During the seven years she’s tutored on behalf of SOAR 55, Fay has learned new reading techniques in the various school systems she’s been placed in. “I combine them according to the teacher and the style of learning they’re teaching,” she said, noting, it’s the end result that pleases her most. “When I see the smiles on their faces, there’s nothing that I can think of that’s more rewarding than to have a child look at you and say, ‘I can really do it.’ ”

While most teachers have classrooms of 20 or more children to work with, Fay works with smaller groups. “They enjoy the one-on-one aspect of it,” she said. “I can give them reinforcement quickly and they seem to enjoy that.” The students have also become her friends. “When I walk in, they’re, ‘Hi Mrs. Fay. Why weren’t you in on Tuesday?’ It’s nice.”

Fay said that volunteering for SOAR 55 keeps her young. “It really does,” she said. “If I don’t do it, a big part of my life is missing. I had health issues this summer and had surgery; I couldn’t wait to get back to the classroom.”

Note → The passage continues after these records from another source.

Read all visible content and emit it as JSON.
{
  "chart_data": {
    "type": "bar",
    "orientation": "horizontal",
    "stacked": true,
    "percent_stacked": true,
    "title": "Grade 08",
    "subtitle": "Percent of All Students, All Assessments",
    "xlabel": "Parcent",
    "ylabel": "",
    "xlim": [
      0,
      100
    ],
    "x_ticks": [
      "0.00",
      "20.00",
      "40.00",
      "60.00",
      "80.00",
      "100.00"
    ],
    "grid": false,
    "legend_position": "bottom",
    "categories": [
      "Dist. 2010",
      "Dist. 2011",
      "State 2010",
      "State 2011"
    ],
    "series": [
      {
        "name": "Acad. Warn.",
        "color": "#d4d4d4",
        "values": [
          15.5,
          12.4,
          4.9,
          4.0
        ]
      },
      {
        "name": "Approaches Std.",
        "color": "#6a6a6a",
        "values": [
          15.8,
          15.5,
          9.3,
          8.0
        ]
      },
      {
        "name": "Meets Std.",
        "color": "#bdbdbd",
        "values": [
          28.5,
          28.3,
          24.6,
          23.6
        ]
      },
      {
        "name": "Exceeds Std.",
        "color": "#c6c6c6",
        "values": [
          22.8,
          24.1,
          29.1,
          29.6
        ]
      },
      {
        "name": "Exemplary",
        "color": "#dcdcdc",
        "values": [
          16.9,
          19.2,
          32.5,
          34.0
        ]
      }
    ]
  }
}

SOAR 55’s newest offering is a Caregiver Coach Program where volunteers who’ve had personal experience with caregiving will be trained to give support to those who are going through it now. “That is a need that’s going to be increasing as the population ages and there are less kids to take care of their parents,” Latorre-Stiller said.

The first caregiver coach group will be trained in January and early February, at which point SOAR 55 will begin looking for people that need its services.

“As we, baby boomers, get older, out kids are going to be faced with a lot of responsibilities, so anything that we can do to assist them in that area will be helpful,” she said.